Рядом сидела похожая на мать хорошенькая большеглазая девочка лет двенадцати-тринадцати, а также виднелась еще одна маленькая башенка марумагэ, принадлежавшая женщине лет пятидесяти. Судя по гербам семьи Удзи на её парадной накидке с мелким рисунком, женщина была домашней учительницей музыки.[17] Эти четверо занимали ложу второго яруса чуть восточнее главной, обращенной прямо к сцене.
— Благодарю вас, госпожа! — Учительница приняла из рук жены писателя чашку чая. — Уже лет десять прошло, верно, сэнсэй? Тогда ведь, я помню, главную роль исполнял старший Сэгава, да? Я, сэнсэй, про сегодняшнюю вашу пьесу…
— Да, верно. В последние годы взялись вдруг то и дело ставить мои бедные пьесы, кёгэн и дзёрури. По правде говоря, я их не перевариваю. Страшно неловко, ни к чему это все…
— Муж всегда не в духе, когда на сцене идут его вещи. Уж лучше бы не писал их вовсе… — рассмеялась госпожа и деревянной вилочкой принялась отделять для дочери кусок бобовой пастилы.

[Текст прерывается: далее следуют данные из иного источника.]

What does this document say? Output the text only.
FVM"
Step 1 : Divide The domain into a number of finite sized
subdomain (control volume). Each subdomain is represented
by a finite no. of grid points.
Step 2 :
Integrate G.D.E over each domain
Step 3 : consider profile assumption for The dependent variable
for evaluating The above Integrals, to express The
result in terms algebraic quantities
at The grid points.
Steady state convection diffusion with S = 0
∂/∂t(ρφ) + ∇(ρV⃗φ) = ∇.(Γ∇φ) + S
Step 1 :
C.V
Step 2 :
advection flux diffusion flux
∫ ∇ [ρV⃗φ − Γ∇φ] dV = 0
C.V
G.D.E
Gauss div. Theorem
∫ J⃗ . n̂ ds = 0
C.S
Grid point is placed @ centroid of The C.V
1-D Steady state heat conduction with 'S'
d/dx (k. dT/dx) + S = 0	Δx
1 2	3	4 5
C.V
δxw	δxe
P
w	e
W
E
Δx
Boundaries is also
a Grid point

Писатель Нансо, разглядывая программу концерта, тоже удивленно посмеивался. Третьим номером стояла написанная им когда-то баллада дзёрури, она значилась так: «Пруд Тамагаикэ. Запись устных преданий». Внизу, под названием баллады, стояли имена музыкантов и певцов в стиле токивадзу, а также имена трех гейш — исполнительниц танцев. Однако Нансо, кажется, недолго задерживал на этом свое внимание, он сразу перевел взгляд на оживленную толпу, которая была прямо перед ним и вокруг. Опоздавшие, которые именно в это время один за другим в спешке прибывали в театр, заполнили не только прогулочные коридоры, но и проходы между местами на татами и «цветочными помостами», примыкающими к восточному и западному краям сцены. Люди входящие и выходящие, беспорядочно снующие и замершие в приветственных поклонах — это была не просто толчея, но толчея в самом разгаре.

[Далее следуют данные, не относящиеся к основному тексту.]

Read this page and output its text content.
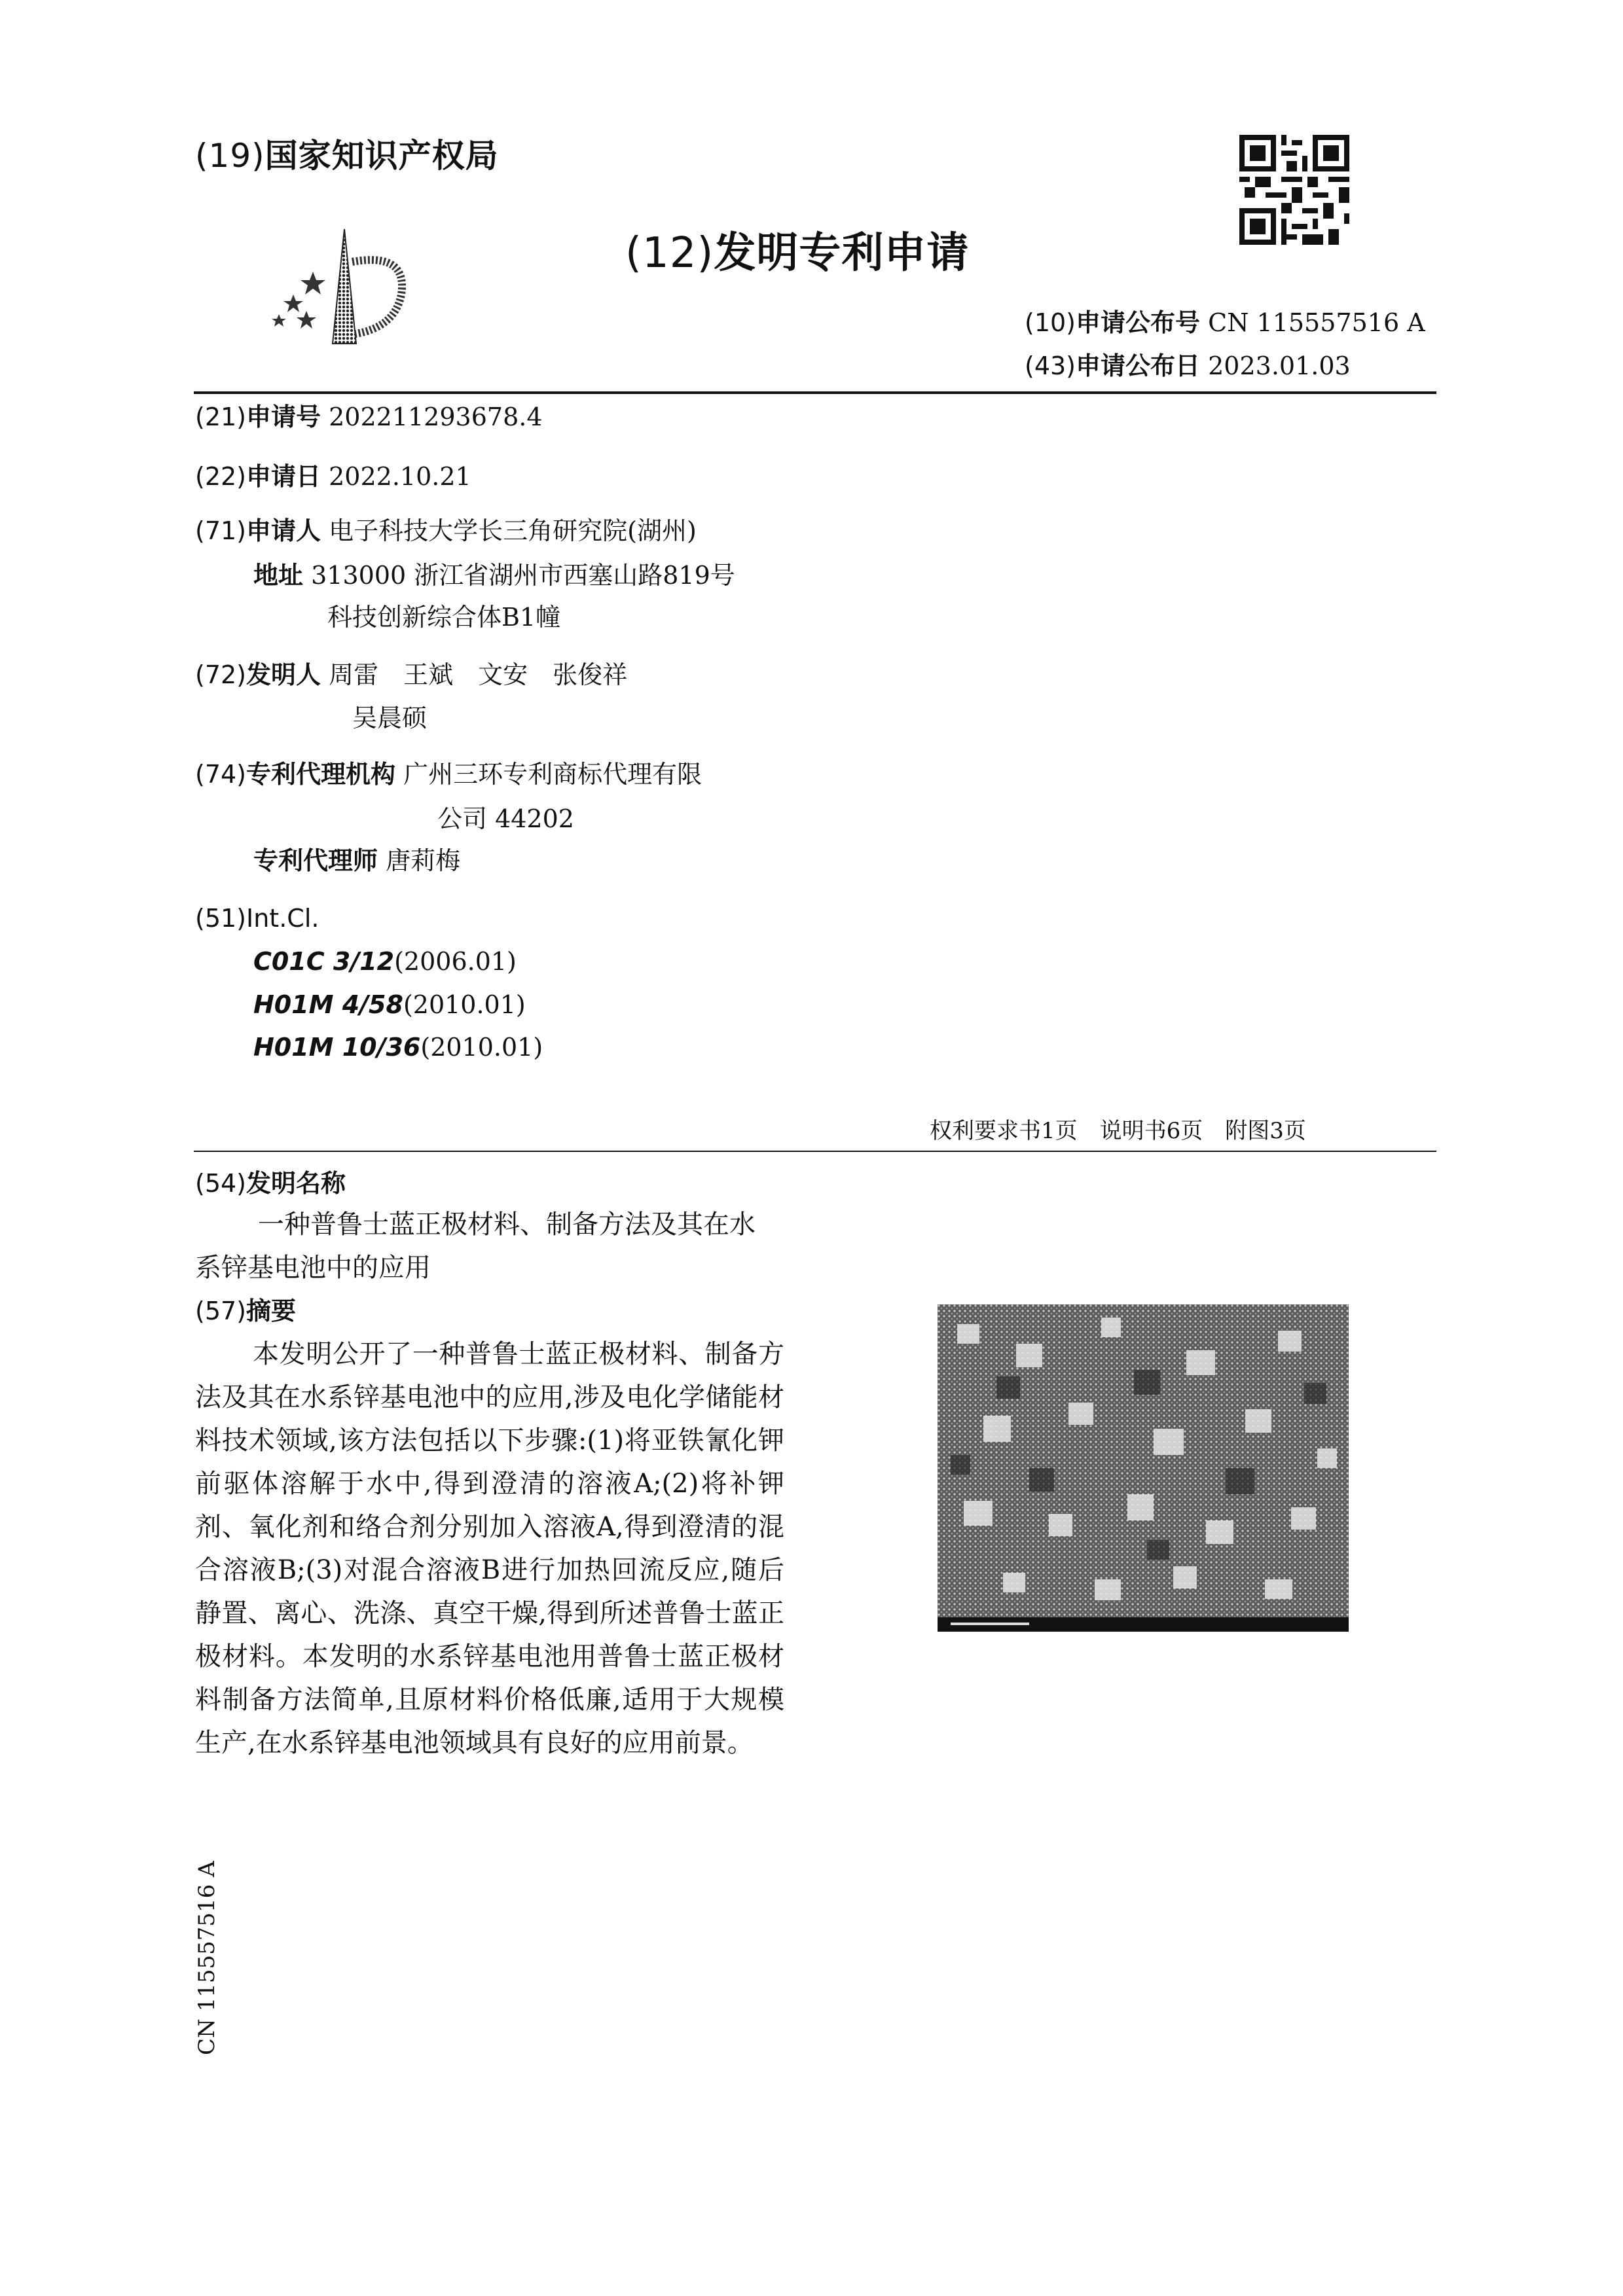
(19)国家知识产权局
(12)发明专利申请
(10)申请公布号 CN 115557516 A
(43)申请公布日 2023.01.03
(21)申请号 202211293678.4
(22)申请日 2022.10.21
(71)申请人 电子科技大学长三角研究院(湖州)
地址 313000 浙江省湖州市西塞山路819号
科技创新综合体B1幢
(72)发明人 周雷　王斌　文安　张俊祥
吴晨硕
(74)专利代理机构 广州三环专利商标代理有限
公司 44202
专利代理师 唐莉梅
(51)Int.Cl.
C01C 3/12(2006.01)
H01M 4/58(2010.01)
H01M 10/36(2010.01)
权利要求书1页　说明书6页　附图3页
(54)发明名称

一种普鲁士蓝正极材料、制备方法及其在水

系锌基电池中的应用

(57)摘要

本发明公开了一种普鲁士蓝正极材料、制备方法及其在水系锌基电池中的应用,涉及电化学储能材料技术领域,该方法包括以下步骤:(1)将亚铁氰化钾前驱体溶解于水中,得到澄清的溶液A;(2)将补钾剂、氧化剂和络合剂分别加入溶液A,得到澄清的混合溶液B;(3)对混合溶液B进行加热回流反应,随后静置、离心、洗涤、真空干燥,得到所述普鲁士蓝正极材料。本发明的水系锌基电池用普鲁士蓝正极材料制备方法简单,且原材料价格低廉,适用于大规模生产,在水系锌基电池领域具有良好的应用前景。

CN 115557516 A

Интерес Кураямы привлекала именно эта театральная сутолока, а не постановки собственных пьес, ему нравилось бесцельно наблюдать за публикой, за её модными нарядами и прическами. Если он, как драматург и критик, получал приглашение на спектакль, то всегда считал своим долгом присутствовать на нем, невзирая на то, где давали представление — в маленьком зале на окраине города или в настоящем театре со сценой из древесины хиноки. Однако он уже не отстаивал своего мнения с таким жаром, как десять лет назад. Он старался написать что-нибудь хвалебное даже про спектакль, который на самом деле с трудом мог смотреть, таким дурным он ему казался. Однако порой похвала ему не удавалась, и он впадал в насмешку, безыскусно и от души. Это доставляло огромное удовольствие просвещенным театралам, и, хоть сам критик Нансо относился к себе без пиетета, в последнее время его мнение, как ни странно, имело вес в самых неожиданных кругах.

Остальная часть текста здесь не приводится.